Member of the Advisory Council for International Issues professor Ernst Hirsch Ballin said the Kingdom partners had the obligation to assist each other. He said internal issues of the countries should never be an excuse to violate human rights. Where it concerned the authority of the Kingdom government to get involved, Hirsch Ballin said there were enough options between hard intervention on one side and a laissez-faire attitude on the other side.

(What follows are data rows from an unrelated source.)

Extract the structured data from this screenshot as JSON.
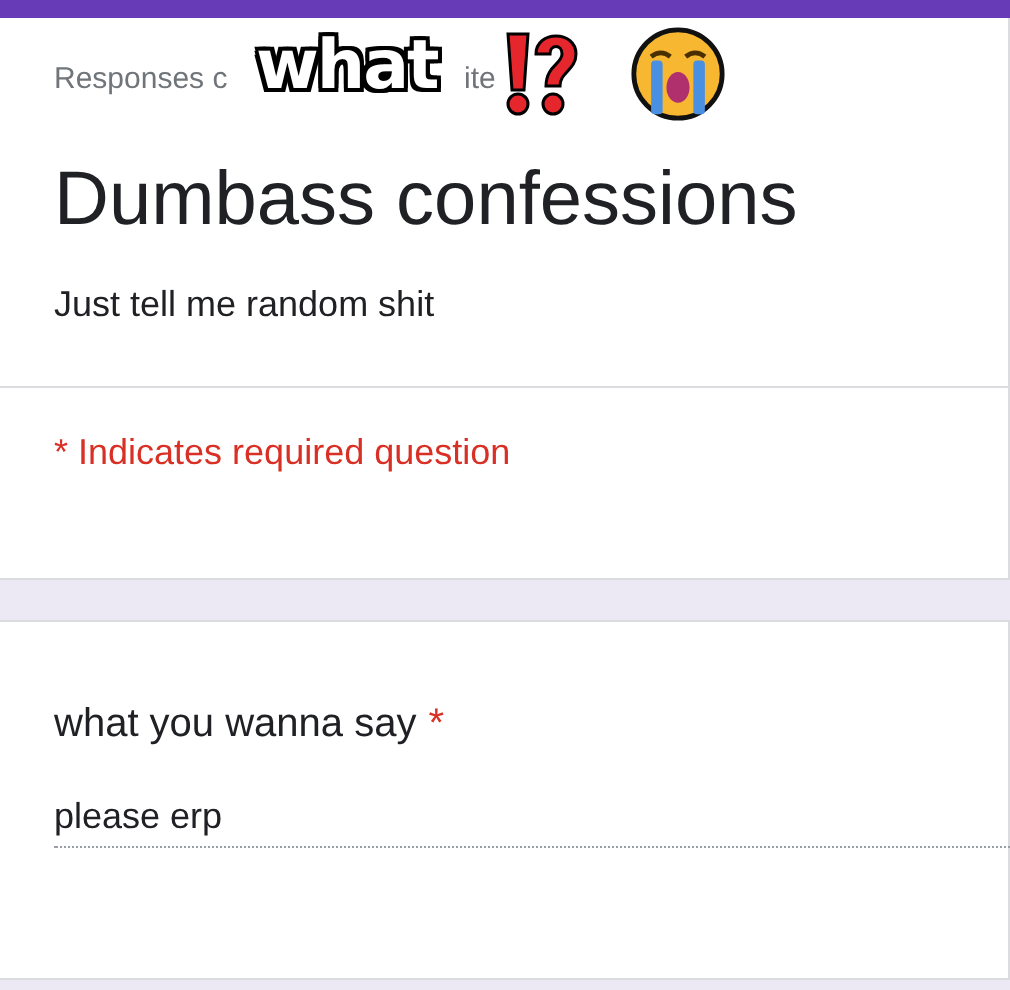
{
  "caption": {
    "text": "what"
  },
  "header": {
    "notice_fragments": [
      "Responses c",
      "ite"
    ],
    "title": "Dumbass confessions",
    "description": "Just tell me random shit",
    "required_note": "* Indicates required question"
  },
  "question": {
    "label": "what you wanna say",
    "required": true,
    "required_marker": "*",
    "value": "please erp"
  }
}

Associate professor of legal theory and history at the VU Amsterdam Irene Broekhuijse agreed that the Dutch government had the responsibility, also morally, as the largest country in the Kingdom, to help out if the countries asked for such. “The Netherlands can, may and maybe even has to have an active attitude,” she said, noting that the countries should arrive at agreements jointly: “No dictated solutions, but also no blank cheque.”
Matty Verburg of Amnesty International painted a grim picture of Venezuela, its inhabitants and the mass migration that has been ongoing. She said that in Curaçao, where Amnesty International did an investigation, there were an estimated 26,000 Venezuela migrants, about 15 per cent of the Curaçao population.
According to Verburg, the Venezuela migrants did not receive any assistance from Curaçao authorities, but rather detention and deportation. She said the circumstances at the detention barracks where foreigners are locked up until deportation and in the police cells were very poor and that this constituted a human rights violation. She said many Venezuelans disappeared in illegality because they did not seek protection and asylum from Curaçao authorities out of fear of detention and deportation.